Redescendez le quai de Dion-Bouton. Clôturons cette balade en revenant à nos premières amours : François Coty ! Il installa sur l’île de Puteaux ses ateliers annexes comme la fabrication de boîtes, les dorures ou encore la taillerie des flacons.

Le tuyau Vélib’ : soyez vigilant.e lorsque vous traversez le carrefour au pied du pont de Puteaux, n’hésitez pas à traverser aux passages piétons vélo à la main si vous n’êtes pas à l’aise.

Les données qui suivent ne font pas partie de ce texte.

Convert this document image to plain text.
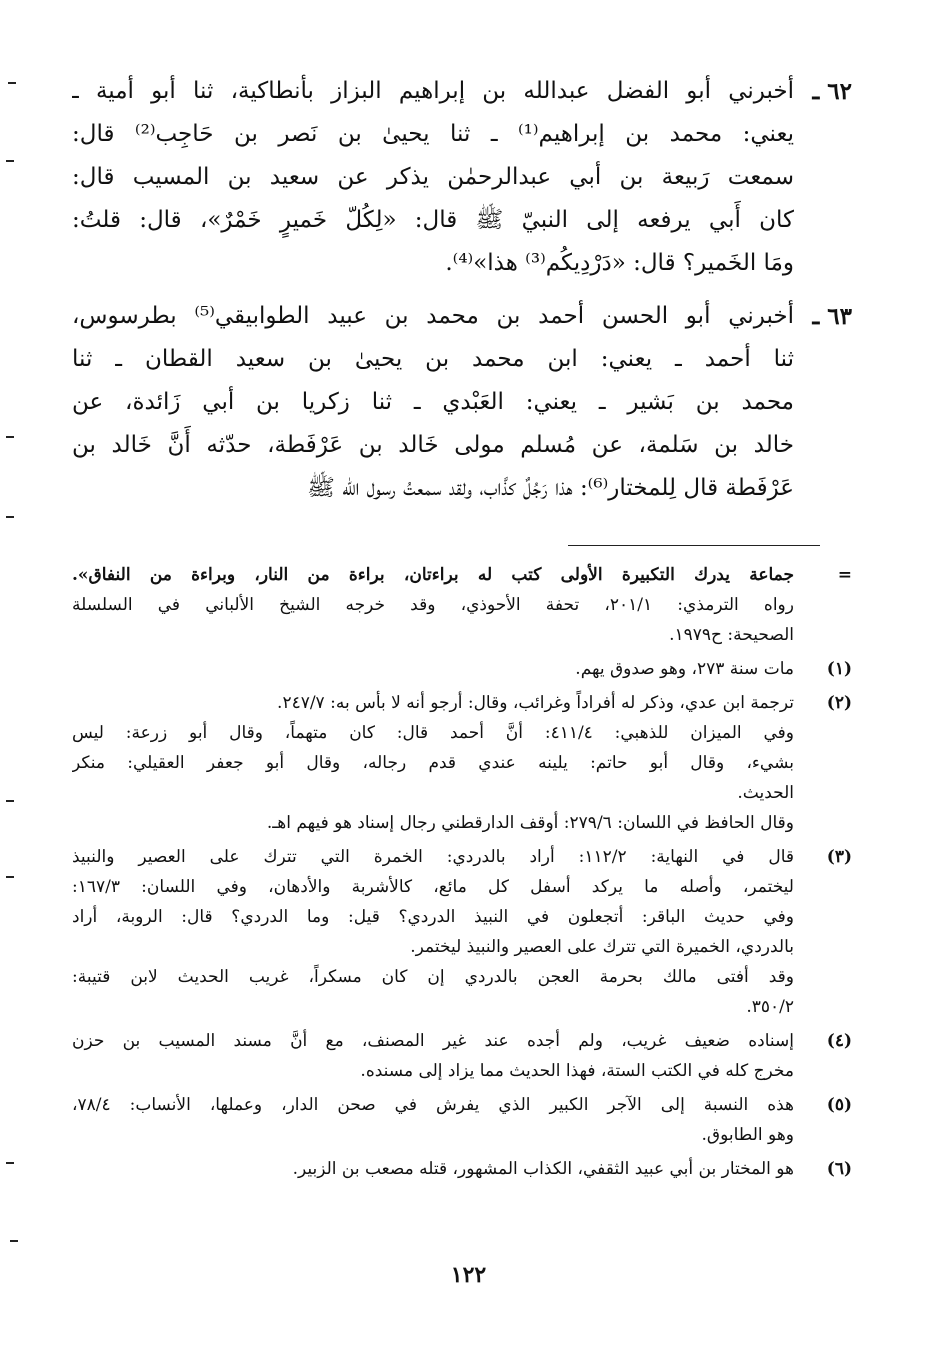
٦٢ ـ
أخبرني أبو الفضل عبدالله بن إبراهيم البزاز بأنطاكية، ثنا أبو أمية ـ
يعني: محمد بن إبراهيم⁽¹⁾ ـ ثنا يحيىٰ بن نَصر بن حَاجِب⁽²⁾ قال:
سمعت رَبيعة بن أبي عبدالرحمٰن يذكر عن سعيد بن المسيب قال:
كان أَبي يرفعه إلى النبيّ ﷺ قال: «لِكُلّ خَميرٍ خَمْرٌ»، قال: قلتُ:
ومَا الخَمير؟ قال: «دَرْدِيكُم⁽³⁾ هذا»⁽⁴⁾.
٦٣ ـ
أخبرني أبو الحسن أحمد بن محمد بن عبيد الطوابيقي⁽⁵⁾ بطرسوس،
ثنا أحمد ـ يعني: ابن محمد بن يحيىٰ بن سعيد القطان ـ ثنا
محمد بن بَشير ـ يعني: العَبْدي ـ ثنا زكريا بن أبي زَائدة، عن
خالد بن سَلمة، عن مُسلم مولى خَالد بن عَرْفَطة، حدّثه أَنَّ خَالد بن
عَرْفَطة قال لِلمختار⁽⁶⁾: هذا رَجُلٌ كذَّاب، ولقد سمعتُ رسول الله ﷺ
=
جماعة يدرك التكبيرة الأولى كتب له براءتان، براءة من النار، وبراءة من النفاق».
رواه الترمذي: ٢٠١/١، تحفة الأحوذي، وقد خرجه الشيخ الألباني في السلسلة
الصحيحة: ح١٩٧٩.
(١)
مات سنة ٢٧٣، وهو صدوق يهم.
(٢)
ترجمة ابن عدي، وذكر له أفراداً وغرائب، وقال: أرجو أنه لا بأس به: ٢٤٧/٧.
وفي الميزان للذهبي: ٤١١/٤: أنَّ أحمد قال: كان متهماً، وقال أبو زرعة: ليس
بشيء، وقال أبو حاتم: يلينه عندي قدم رجاله، وقال أبو جعفر العقيلي: منكر
الحديث.
وقال الحافظ في اللسان: ٢٧٩/٦: أوقف الدارقطني رجال إسناد هو فيهم اهـ.
(٣)
قال في النهاية: ١١٢/٢: أراد بالدردي: الخمرة التي تترك على العصير والنبيذ
ليختمر، وأصله ما يركد أسفل كل مائع، كالأشربة والأدهان، وفي اللسان: ١٦٧/٣:
وفي حديث الباقر: أتجعلون في النبيذ الدردي؟ قيل: وما الدردي؟ قال: الروبة، أراد
بالدردي، الخميرة التي تترك على العصير والنبيذ ليختمر.
وقد أفتى مالك بحرمة العجن بالدردي إن كان مسكراً، غريب الحديث لابن قتيبة:
٣٥٠/٢.
(٤)
إسناده ضعيف غريب، ولم أجده عند غير المصنف، مع أنَّ مسند المسيب بن حزن
مخرج كله في الكتب الستة، فهذا الحديث مما يزاد إلى مسنده.
(٥)
هذه النسبة إلى الآجر الكبير الذي يفرش في صحن الدار، وعملها، الأنساب: ٧٨/٤،
وهو الطابوق.
(٦)
هو المختار بن أبي عبيد الثقفي، الكذاب المشهور، قتله مصعب بن الزبير.
١٢٢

De l’autre côté du carrefour, la piste cyclable est sur le trottoir.

 

  • Atelier Gaston Garino, 18 rue Parmentier

©Ville de Puteaux

 

Envie d’en savoir plus sur la folie automobile ? Après avoir longuement descendu le quai de Dion-Bouton, prenez sur votre droite la rue Parmentier et arrêtez-vous au mini-musée dédié à ce dernier, l’atelier Gaston Garino : vous pourrez déambuler et vous émerveiller devant cinq voitures, deux moteurs mais surtout devant les six vélos créés au début du siècle par la célèbre marque… car si cette balade a fait la part belle à l’automobile, nous restons, comme vous, fans de vélo avant tout ! Garez votre fidèle destrier à la station Vélib’ située boulevard Richard Wallace.